Le président tunisien, lors d'une visite à Alger qui a pris fin hier, a réitéré son attachement à la réactivation de cette entité en 'uvrant pour l'instauration de droits citoyens tels que la libre circulation des personnes et des biens, le droit à l'emploi et à l'investissement ou encore la participation aux élections locales. «L'ouverture des frontières maghrébines ainsi que l'instauration d'un espace de libre-échange est un besoin dont la Tunisie ne se cache pas. L'économie de notre pays traverse une période difficile et ces ouvertures permettraient son développement», reconnaît-il. Toutefois, M. Marzouki n'occulte pas la question sahraouie : «C'est une question lourde et épineuse, difficile et douloureuse sur le plan humain.» L'UMA, une fois relancée, pourrait créer de «nouvelles mentalités et, par la même, le climat et les canaux de communication propices au règlement de ce conflit».

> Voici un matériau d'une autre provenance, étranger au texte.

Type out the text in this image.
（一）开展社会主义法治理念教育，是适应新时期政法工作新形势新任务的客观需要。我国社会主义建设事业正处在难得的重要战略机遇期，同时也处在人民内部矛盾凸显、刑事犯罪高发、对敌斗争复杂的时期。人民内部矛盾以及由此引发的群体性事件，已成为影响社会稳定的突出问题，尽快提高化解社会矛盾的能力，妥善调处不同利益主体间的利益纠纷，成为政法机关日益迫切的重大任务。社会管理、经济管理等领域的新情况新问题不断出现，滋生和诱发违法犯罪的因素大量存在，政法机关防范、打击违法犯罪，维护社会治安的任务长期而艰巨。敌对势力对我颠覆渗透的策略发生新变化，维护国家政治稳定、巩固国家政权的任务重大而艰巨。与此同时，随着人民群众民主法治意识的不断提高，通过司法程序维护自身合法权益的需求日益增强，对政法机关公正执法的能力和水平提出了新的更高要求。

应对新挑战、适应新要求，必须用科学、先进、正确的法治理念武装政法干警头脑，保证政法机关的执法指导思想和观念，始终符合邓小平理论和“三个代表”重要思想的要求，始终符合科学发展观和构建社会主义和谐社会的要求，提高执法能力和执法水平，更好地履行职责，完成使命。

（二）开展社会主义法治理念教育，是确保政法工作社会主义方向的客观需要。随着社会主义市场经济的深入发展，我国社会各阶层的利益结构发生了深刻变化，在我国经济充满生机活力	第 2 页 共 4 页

Concernant les relations algéro-tunisiennes, le président Marzouki rappelle que de nombreux accords ont été signés dans divers domaines entre les deux pays. «Toutefois, faute de volonté politique, essentiellement du côté tunisien, ces accords sont restés des v'ux pieux. Aujourd'hui, il est impératif de les appliquer, de les faire fonctionner et de les multiplier», affirme-t-il. Et de citer notamment le raccordement des réseaux routiers et de chemin de fer, des réseaux électriques ou encore le développement conjoint des zones frontalières. Sur le plan régional, concernant la Syrie, le président Marzouki a affirmé qu'il avait constaté un «accord parfait» au cours de ses discussions avec le président Bouteflika. Ce dernier a «beaucoup de compassion envers le peuple syrien et souffre de ce qui se passe dans ce pays».
Commentant l'expulsion de l'ambassadeur syrien à Tunis, M. Marzouki précisera qu'il était «le représentant d'un régime qui a perdu sa légitimité». «Le premier rôle d'un Etat, d'un gouvernement, n'est pas l'emploi ou autre. C'est avant tout la protection des citoyens. Et le régime syrien a échoué», a-t-il ajouté.